Auch habe es viele Sachspenden gegeben, sagt der Vorsitzende. „Die Hilfe kam von allen Seiten.“ So sei dem Ponyclub viel Futter und Stroh für die Tiere zur Verfügung gestellt worden. Beispielsweise sei ein Bauer mit mehreren Ballen Heu angefahren gekommen. Wegen des Sturmschadens habe er zwischendurch gar nicht gewusst, wohin damit, sagt Prinz. Doch für alles sei eine Lösung gefunden worden. Er sei den vielen Spenderinnen und Spendern sehr dankbar für diese Unterstützung. An einen Verkauf von Tieren sei aufgrund der vielen Spenden nach 2 Wochen schon nicht mehr zu denken gewesen, sagt Prinz sichtlich erleichtert.

Kommendes Jahr steht Feier zum 40-jährigen Bestehen an

Im Spätsommer habe sich die Lage insgesamt etwas entspannt. In kleinen Gruppen werden draußen weiterhin Reitstunden angeboten. Im September und Oktober habe es sogar fast jedes Wochenende ein bis zwei Kutschfahrten gegeben – eine wichtige Einnahmequelle für den Verein. Von Juli bis November habe auch die Vereinskneipe geöffnet werden können. Doch die sich verschärfende Corona-Situation und die damit einhergehenden Maßnahmen veranlassten den Vorstand dazu, die Kneipe ab Dezember wieder zu schließen. Der Ponyball, der sonst im November stattfindet, wurde ebenfalls abgesagt.

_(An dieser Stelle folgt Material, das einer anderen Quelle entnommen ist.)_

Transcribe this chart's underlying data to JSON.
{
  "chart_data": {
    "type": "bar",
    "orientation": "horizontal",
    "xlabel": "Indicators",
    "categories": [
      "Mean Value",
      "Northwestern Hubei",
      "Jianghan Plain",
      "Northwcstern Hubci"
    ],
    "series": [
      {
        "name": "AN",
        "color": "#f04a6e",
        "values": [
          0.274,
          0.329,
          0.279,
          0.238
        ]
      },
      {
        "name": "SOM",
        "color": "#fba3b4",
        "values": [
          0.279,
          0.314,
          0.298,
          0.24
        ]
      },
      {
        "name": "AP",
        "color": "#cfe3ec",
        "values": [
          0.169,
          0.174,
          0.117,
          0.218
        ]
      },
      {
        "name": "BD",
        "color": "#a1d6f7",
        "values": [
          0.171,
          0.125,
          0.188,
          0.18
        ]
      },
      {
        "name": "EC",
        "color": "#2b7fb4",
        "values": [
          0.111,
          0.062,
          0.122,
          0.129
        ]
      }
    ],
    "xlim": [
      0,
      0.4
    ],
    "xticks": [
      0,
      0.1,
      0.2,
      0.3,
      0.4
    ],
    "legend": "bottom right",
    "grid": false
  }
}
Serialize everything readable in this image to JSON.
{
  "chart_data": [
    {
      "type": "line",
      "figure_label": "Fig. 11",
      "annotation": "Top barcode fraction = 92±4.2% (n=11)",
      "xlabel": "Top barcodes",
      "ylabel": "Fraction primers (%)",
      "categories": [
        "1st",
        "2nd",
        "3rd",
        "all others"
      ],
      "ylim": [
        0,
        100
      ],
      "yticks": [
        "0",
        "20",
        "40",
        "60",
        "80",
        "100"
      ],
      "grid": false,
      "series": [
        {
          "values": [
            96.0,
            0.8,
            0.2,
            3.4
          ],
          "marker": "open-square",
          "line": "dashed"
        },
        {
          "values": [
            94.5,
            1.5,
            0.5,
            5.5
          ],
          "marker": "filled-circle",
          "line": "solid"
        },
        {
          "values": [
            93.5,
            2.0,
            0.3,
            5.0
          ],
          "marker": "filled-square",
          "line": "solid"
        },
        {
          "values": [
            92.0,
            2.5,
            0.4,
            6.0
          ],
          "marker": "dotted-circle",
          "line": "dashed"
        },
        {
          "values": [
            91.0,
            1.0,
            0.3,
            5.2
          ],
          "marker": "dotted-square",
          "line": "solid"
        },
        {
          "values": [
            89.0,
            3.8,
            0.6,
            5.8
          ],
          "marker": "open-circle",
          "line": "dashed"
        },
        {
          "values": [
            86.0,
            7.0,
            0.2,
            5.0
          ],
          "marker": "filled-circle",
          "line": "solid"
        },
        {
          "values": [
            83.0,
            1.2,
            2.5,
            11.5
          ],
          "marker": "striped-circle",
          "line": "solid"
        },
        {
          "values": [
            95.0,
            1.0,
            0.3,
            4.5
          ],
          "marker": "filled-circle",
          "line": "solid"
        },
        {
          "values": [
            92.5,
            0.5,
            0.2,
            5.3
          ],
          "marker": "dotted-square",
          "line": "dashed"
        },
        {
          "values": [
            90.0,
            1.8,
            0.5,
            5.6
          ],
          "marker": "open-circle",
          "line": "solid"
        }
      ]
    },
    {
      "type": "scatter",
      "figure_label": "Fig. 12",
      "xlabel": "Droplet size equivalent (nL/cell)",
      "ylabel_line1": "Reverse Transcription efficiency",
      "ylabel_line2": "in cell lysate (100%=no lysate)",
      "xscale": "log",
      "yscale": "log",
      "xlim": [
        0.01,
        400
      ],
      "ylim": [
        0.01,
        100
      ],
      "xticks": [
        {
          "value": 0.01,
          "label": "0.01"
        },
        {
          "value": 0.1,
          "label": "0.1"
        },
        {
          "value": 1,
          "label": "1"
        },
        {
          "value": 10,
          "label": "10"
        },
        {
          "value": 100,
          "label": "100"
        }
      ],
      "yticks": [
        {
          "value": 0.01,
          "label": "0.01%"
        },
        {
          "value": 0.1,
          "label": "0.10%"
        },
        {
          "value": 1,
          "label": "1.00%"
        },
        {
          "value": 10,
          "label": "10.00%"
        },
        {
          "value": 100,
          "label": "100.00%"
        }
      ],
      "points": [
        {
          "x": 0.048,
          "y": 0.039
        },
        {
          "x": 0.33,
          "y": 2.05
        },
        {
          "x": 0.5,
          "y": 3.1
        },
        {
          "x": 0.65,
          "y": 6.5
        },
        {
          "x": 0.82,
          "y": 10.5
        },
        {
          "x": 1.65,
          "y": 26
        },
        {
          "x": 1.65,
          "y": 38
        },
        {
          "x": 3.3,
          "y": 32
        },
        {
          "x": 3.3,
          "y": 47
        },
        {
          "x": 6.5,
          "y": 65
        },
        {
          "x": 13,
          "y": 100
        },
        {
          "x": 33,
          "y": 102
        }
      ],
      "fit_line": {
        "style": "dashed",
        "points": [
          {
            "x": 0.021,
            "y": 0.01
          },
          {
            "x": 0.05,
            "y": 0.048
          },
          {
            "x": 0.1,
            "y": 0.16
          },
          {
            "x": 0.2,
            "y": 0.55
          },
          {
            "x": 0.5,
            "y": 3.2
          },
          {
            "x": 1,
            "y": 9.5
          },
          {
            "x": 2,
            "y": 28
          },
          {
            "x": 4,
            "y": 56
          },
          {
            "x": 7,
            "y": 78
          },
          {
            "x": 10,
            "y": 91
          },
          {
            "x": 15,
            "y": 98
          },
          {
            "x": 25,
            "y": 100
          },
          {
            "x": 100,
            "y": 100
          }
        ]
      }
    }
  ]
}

In diesem Jahr hätte eigentlich das 40-jährige Bestehen des Ellenstedter Ponyclubs gefeiert werden sollen. Das wurde vorläufig auf das kommende Jahr verschoben. Geplant ist, an einem Wochenende ein kleines Zelt für die Feier aufzubauen. Doch konkret ist noch gar nichts, gesteht Uwe Prinz. Wegen der Pandemie habe der Verein die Planungen noch etwas vor sich hergeschoben.

Insgesamt blickt der Vereinsvorsitzende aber zuversichtlich auf das kommende Jahr. Der Ponyclub hat sich auch einiges vorgenommen. So sollen die Kneipe renoviert, die Pferdeställe gestrichen und der Spielplatz – der seinen Angaben zufolge viel genutzt werde – erneuert werden. Bei der Gemeinde Goldenstedt habe der Verein auch schon Zuschüsse angefragt, sagt Prinz. Uwe Prinz hofft, dass die üblichen Einnahmequellen des Ponyclubs – Reitstunden, Kutschfahrten sowie die Kneipe – bald wieder wie gewohnt anlaufen, „dann kriegen wir das auch gewuppt“.